Parfois les époux ou les compagnons les accompagnaient, jouaient à la belote, on entendait « bélote und rébélote » avec Sztanke qui lançait « mir darf nicht red’n ven mir spill ! » on ne joue pas à la parlante, et Nasielski qu’ils appelaient « dé communist » ! Mon grand-père tenait ses cartes à l’envers pour ne pas que ses partenaires les voient. Comment les voyait-il lui-même, du pique à l’envers, le 9 à la place du 6, une énigme qui me taraude l’esprit encore aujourd’hui.
Parfois, tous ces personnages hauts en couleur se réunissaient en leur domicile respectif, au moment des fêtes en particulier, pour des agapes on ne peut plus fraternelles. Chacun y allait du curriculum vitae de ses enfants, « mein zin iz dé besséré doctor », mon fils c’est le meilleur docteur, « mein tortè iz yets a groïssé advocate », ma fille est maintenant une grande avocate, bref à chaque fois la même planche déjà bien burinée. A la fin du repas, on entendait toujours la même phrase inscrite dans un rituel immuable, « mit a guit gizint far al dé michpouché », avec une bonne santé pour toute la famille.

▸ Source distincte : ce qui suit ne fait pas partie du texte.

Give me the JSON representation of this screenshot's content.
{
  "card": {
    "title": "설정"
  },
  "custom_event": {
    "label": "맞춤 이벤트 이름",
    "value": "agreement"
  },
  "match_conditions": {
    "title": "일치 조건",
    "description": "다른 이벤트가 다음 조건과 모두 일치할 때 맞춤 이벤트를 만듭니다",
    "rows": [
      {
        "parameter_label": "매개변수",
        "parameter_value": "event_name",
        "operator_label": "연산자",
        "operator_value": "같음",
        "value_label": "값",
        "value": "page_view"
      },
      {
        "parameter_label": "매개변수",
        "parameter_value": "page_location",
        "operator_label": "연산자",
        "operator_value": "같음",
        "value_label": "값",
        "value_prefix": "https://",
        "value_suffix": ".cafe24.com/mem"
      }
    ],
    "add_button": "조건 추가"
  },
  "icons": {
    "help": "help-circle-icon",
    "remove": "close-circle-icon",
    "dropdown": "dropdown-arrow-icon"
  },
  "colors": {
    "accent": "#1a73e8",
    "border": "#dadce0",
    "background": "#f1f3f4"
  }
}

Dé Madame Barnat, Madame Rimel, la Kargeman, la petite Nachélè, je n’avais que dix ans, on me parlait en yiddish sans penser un seul instant que ma langue maternelle était quand même le français.
Elle était drôle ma grand-mère. Parfois au coucher, elles mettait des gros bigoudis brosse avec une espèce de pique plantée en travers, de quoi crever les yeux de mon grand-père en lui faisant un câlin. Et quelquefois un filet sur le tout, on était vraiment loin de la gravure de mode avec ses cheveux d’un violet argenté quand sa voisine Madame Koplewicz, ancienne coiffeuse avant la guerre au look d’Yvette Horner, venait de lui faire… un rinçage.

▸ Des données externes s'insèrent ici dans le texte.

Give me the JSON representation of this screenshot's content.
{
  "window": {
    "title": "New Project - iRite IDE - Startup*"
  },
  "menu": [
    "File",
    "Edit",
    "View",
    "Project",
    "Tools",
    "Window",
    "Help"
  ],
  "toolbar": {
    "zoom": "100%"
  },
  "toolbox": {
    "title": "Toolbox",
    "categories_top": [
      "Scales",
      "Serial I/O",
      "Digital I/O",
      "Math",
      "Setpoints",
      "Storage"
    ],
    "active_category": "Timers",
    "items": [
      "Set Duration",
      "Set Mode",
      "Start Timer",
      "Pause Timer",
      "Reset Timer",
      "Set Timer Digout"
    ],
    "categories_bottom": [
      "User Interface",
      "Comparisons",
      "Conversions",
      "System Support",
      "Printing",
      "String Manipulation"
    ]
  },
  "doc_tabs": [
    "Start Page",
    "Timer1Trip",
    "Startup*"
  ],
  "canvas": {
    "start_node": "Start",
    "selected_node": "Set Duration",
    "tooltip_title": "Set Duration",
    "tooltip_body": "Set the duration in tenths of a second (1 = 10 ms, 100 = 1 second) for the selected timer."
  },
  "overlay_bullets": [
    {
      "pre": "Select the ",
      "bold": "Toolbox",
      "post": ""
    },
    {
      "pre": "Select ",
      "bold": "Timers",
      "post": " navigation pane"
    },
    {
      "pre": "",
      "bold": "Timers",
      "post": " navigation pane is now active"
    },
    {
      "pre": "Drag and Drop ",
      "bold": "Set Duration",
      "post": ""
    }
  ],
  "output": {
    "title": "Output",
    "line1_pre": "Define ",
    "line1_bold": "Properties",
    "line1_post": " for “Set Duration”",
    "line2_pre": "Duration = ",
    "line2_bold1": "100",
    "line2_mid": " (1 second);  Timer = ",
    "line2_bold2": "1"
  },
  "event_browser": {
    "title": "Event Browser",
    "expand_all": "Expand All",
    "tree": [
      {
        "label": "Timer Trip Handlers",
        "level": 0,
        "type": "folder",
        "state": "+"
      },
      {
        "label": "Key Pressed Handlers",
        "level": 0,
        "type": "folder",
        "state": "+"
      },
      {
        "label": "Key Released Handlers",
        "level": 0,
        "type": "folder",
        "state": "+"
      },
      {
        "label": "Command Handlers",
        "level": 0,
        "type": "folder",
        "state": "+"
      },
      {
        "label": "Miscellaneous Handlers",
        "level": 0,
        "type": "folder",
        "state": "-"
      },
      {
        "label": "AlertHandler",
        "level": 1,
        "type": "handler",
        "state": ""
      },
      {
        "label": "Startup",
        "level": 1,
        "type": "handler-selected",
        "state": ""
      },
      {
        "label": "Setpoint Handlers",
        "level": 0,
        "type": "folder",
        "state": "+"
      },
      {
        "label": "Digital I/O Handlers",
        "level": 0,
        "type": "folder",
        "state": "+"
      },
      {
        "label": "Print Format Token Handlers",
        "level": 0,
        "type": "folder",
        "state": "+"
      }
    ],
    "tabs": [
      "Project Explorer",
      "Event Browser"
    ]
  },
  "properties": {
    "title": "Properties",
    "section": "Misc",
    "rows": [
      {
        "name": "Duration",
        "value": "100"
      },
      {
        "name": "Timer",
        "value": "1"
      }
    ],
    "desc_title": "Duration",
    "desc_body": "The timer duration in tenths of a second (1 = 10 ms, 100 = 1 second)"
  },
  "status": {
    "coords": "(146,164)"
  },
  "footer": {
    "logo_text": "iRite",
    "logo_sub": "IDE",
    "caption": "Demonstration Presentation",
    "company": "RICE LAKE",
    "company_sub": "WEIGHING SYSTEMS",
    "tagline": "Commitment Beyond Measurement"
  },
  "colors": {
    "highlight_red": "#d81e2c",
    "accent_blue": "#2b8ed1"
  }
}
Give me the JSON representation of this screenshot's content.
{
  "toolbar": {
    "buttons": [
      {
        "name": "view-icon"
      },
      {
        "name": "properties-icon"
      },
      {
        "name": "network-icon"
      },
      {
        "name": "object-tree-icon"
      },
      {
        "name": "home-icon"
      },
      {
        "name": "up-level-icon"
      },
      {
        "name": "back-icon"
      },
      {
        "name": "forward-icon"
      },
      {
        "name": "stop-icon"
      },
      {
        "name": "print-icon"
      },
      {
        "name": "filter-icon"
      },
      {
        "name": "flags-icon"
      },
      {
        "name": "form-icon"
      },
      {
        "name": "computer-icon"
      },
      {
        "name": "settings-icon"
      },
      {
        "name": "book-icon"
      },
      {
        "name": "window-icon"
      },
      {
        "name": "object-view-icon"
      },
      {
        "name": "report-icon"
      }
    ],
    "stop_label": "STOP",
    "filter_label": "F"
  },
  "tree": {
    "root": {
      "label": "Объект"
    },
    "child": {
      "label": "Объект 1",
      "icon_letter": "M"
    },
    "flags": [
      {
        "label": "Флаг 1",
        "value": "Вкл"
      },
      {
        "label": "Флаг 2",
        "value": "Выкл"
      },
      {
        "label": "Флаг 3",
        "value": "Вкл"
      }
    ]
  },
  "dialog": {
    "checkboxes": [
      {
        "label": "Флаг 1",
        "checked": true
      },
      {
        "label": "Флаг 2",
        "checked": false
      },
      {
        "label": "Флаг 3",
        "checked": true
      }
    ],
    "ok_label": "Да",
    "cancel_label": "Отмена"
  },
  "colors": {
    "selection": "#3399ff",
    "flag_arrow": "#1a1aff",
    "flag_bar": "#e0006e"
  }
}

Et dire que ces petits bouts de bonne femme me manquent tellement…
J adooooore ! J adooore !
J ai l impression d y etre. C est juste, c est tendre, c est drole,! J ai envie d en rire et d’en pleurer. Je crois les entendre et les voir . Merci !

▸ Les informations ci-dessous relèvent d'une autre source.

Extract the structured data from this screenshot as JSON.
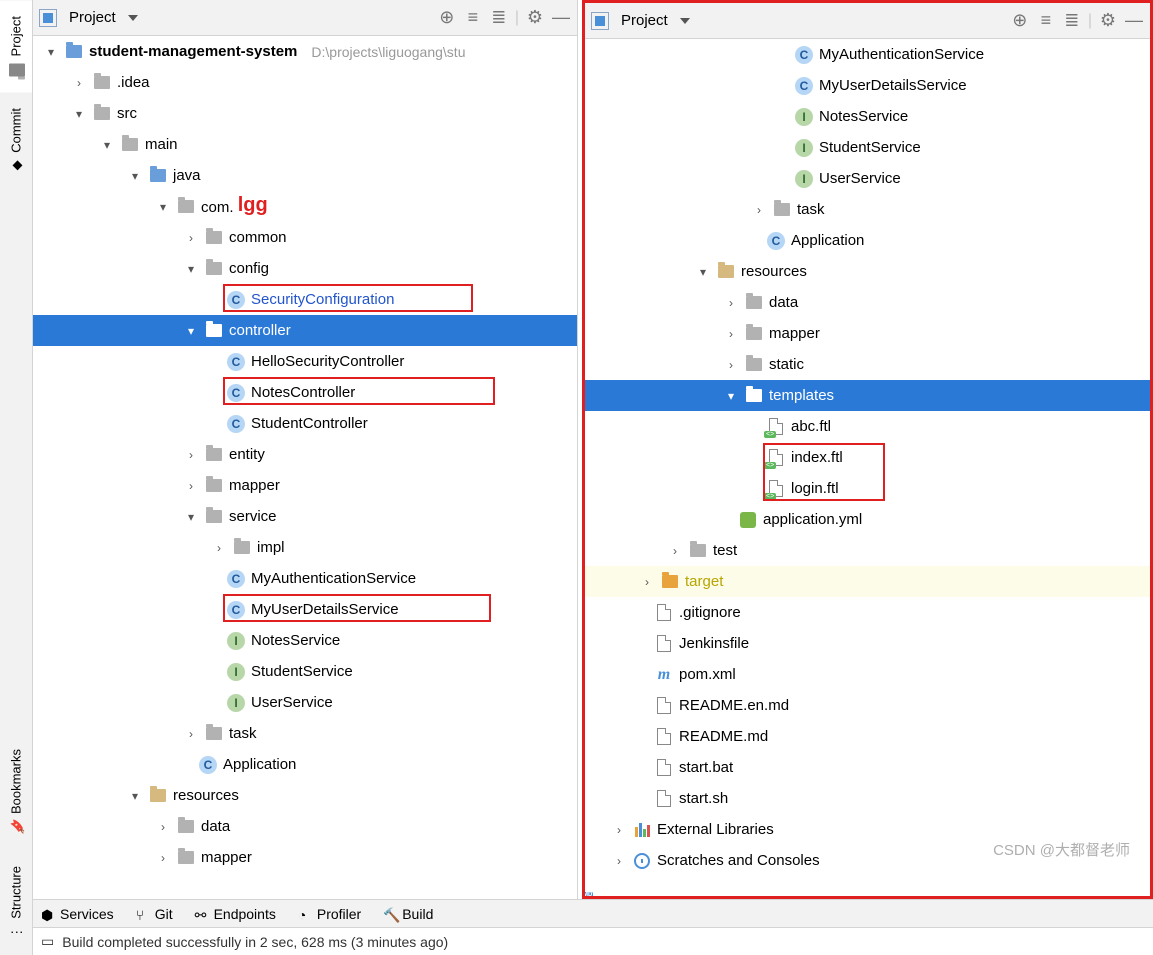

Que de souvenirs ! J’ai bien connu Mme Rymmel, cette souriante dame bien mise de sa personne, plutôt corpulente, les parties de rami au café La Potinière qui ont été limitées ensuite de 15 à 17h pour les irréductibles de la Potinière.
Mme Rymmel, au demeurant excellente cuisinière, nous avait un jour reçu chez elle dans son appartement meublé en style Louis XVI et nous avait confectionné d’excellents
« boubele » pour « Païsseh ».
Par ailleurs, c’était la grande mode des rinçages et tous les cheveux blancs étaient transformés en couleur violette.
Monti. Le café dans la montagne où l’été toute cette petite communauté se transportait pour y goûter un peu de fraîcheur. On abandonnait alors La Potinière aux jeunes estivants.
C’était un monde haut en couleurs qui n’existe plus et qui a tellement marqué notre jeunesse.
Merci Alain pour nous avoir si bien remémoré tout cela !
Merci Alain; ta façon d’écrire, tes évocations me donnent à la fois envie de rire ,et aussi de pleurer, tellement cela réveille d’émotions en moi.
A quand un livre dont nous pourrions tourner les pages en nous rappelant tous ces souvenirs.
Amicalement;
Merci Alain pour ces portraits hauts en couleurs.
Pour un peu, j’ai l’impression de remonter le temps, quand petite fille j’écoutais parler les amies de ma boubelée maternelle. Tandis qu’elle tirait l’aiguille, là, dans l’atelier, sur fond de machine à coudre Singer activée par mon grand-père, tailleur pour homme, ces dames devisaient dans une langue inconnue de moi, voire dans un francais “aux drôles d’accents”. Il arrivait qu’elles s’extasiaient avec fierté, sur un tel, ou un tel, annonçant qu’il était juif. Et chacune y allait de ses commentaires, tandis que mes yeux s’arrêtaient sur la couleur carmin qui rendait plus fines encore, les lèvres de ma Lezer.